那聖僧居然毫不生氣,隻是泰然處之,淡然應答。劍川觀其模樣,忽然氣得笑了起來。
“嗬嗬嗬,還真是老鬼!連一丁點的廉恥都不顧了。你是佛家呀,難道是強盜麼?”
“你懂什麼佛?我法即天道!這就是佛!”
“啊?我法即天道就是佛?”
“那麼救苦救難,度化罪孽,洗滌靈魂都是邪說了?所謂智德、斷德、思德三德之所修,自覺、他覺、覺行圓滿三覺之所法,小乘四果、六通、十八不共法等等佛家正途,小乘之法、大乘之修都是胡說了?”
“咦,居士知道的不少麼?看來你也是我輩中人,那就好辦了。隻要你將佛門聖物拿出來與我共同參詳,我承諾那物事還是你的,隻是需借與我相助突破即可。”
“我算是真正了解你這佛門修家了,臉皮厚的可以嚇死人呀!”
“當真不借?”
“我沒有你說的聖物,給你借什麼?”
“好好好!如此你就在此地多留些日子,好好思量吧!”
那老和尚忽然將手一指,一道鐘鼎之聲響過,劍川發現自家居然已經是遭其封印了!四下裡精銅為牆,畫日為光,禁錮了自己。
“老和尚,你放開我吧,我當真沒有你說得物事。”
劍川嘗試破解,卻然發現那物事居然強到了自家神通毫無撼動分毫的地步,心間不由一緊。
“哼,小子,你呀,就在那兒好好反思一下吧。到底該如何做?想好了,慢慢兒告訴我。”
不一時,劍川龐大的神識透過那精銅居室,看到那位小沙彌居然將手托了此一物事缽盂,將其鎮壓到了一座佛塔之下。
“啊喲喲,這個禿驢!老子······真是晦氣!莫名其妙居然遭人囚禁!”
大約是到了第十日,那老和尚又來糾纏!劍川嘲笑道
“禿驢,老子在此地很好!你就不要有其他想法了!”
“哼,狗賊,待老衲好好招待你一下!”
那大和尚忽然捏了法印,將一道道佛旨法印轟在那缽盂之上,缽盂中劍川感覺渾身似乎遭了莫名業火焚燒,從內至外,炎火灼烈,熊熊而起!隻是一瞬其就不能忍受了,慘叫聲嗷嗷,卻有無可退去。

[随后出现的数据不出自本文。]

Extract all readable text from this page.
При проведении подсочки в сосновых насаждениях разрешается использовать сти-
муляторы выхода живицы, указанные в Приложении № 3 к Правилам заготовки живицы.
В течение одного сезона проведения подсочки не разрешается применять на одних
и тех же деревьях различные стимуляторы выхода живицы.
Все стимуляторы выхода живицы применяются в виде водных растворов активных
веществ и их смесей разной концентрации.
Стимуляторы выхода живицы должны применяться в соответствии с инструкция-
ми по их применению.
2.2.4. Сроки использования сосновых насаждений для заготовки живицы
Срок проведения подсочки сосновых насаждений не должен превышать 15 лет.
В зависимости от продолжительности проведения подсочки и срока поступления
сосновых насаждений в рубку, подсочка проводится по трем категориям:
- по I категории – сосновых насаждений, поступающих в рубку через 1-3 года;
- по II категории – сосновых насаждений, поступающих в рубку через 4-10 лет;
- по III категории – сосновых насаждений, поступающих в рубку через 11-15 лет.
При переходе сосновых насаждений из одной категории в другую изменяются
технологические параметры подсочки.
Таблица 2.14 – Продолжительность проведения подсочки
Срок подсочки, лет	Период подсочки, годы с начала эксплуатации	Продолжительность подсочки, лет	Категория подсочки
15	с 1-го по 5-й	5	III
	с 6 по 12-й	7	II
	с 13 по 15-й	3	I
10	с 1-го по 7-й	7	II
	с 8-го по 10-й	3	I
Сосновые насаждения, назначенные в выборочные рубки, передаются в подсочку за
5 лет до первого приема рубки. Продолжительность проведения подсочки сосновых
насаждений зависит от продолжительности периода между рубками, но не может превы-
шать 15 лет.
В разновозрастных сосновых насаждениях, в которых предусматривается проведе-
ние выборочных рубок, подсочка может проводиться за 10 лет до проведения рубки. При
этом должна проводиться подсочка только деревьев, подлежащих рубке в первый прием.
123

“你我往日無冤近日無仇的,奈何這般心狠?啊喲!啊喲!······禿驢,你不得好死!不得好死啊!”
那劍川痛得死去活來,直到其奄奄一息,那老和尚方才冷眼一瞥,駕了一道雲霧疾馳遠去。
“哎喲!痛死我了!唉喲!我恨啊!哪裡不能宿一宿,卻偏偏到了這裡,難道這就是我的孽報麼?無可能避開!”
這第一次紅蓮業火的燒灼,劍川傷的確實挺重,一直到了兩個月後,其身子骨方才有了舊時的堅強。
“啊呀呀,老子······老子······唉!既然紅蓮業火可以灼燒到我的五臟六腑、靈識魂魄,說明我還有許許多多孽報未完!還有許許多多塵緣未了呀!唉,焚燒吧!算是我的另類的修煉吧!哎喲喲,隻是太疼了!幾乎都忍不住了!”
其後,待得劍川身體完好了,那老和尚卻是待了在其禪房中一日三次做法,日日不冒的紅蓮業火熔燒,使得那劍川痛苦無狀至極!那等毫不壓抑的高聲慘叫,他竟然也不覺得丟人!直到那業火焚燒了足足一年之期,劍川居然慢慢兒適應了那業火!或者是那業火漸漸微弱,幾乎無能再灼燒起他的罪業了吧。
“啊喲,人呀!就是賤!痛苦久了,也就習慣了!”
待得劍川可以忍受那業火焚燒,其居然調侃其自家心腸。
“嗬嗬嗬,居士,如何呀?想法可有鬆動呀?”
那日那老和尚又一次過來,笑嘻嘻問詢。
劍川惡狠狠道
“禿驢,今兒個你是出關了吧?來呀,繼續燒我呀!不要停!日日十遍的做法灼燒!奶奶的,你可是出家人,怎麼心腸這等歹毒?”
“非是老衲心腸硬,乃是有人不識俗語教導,白白忍受苦痛吧!”
“什麼俗語?難道有什麼俗語教人卑劣的麼?”
“哼,居士,常言道好漢不吃眼前虧,又道識時務者為俊傑,你咋就一條道走黑呢?幫我一下又不少你什麼!”
“哼,與賊禿豈可言理?老子就是一條道兒走黑了,你能咋地?”
“好!好!好!那我就讓你嘗一嘗的滋味!”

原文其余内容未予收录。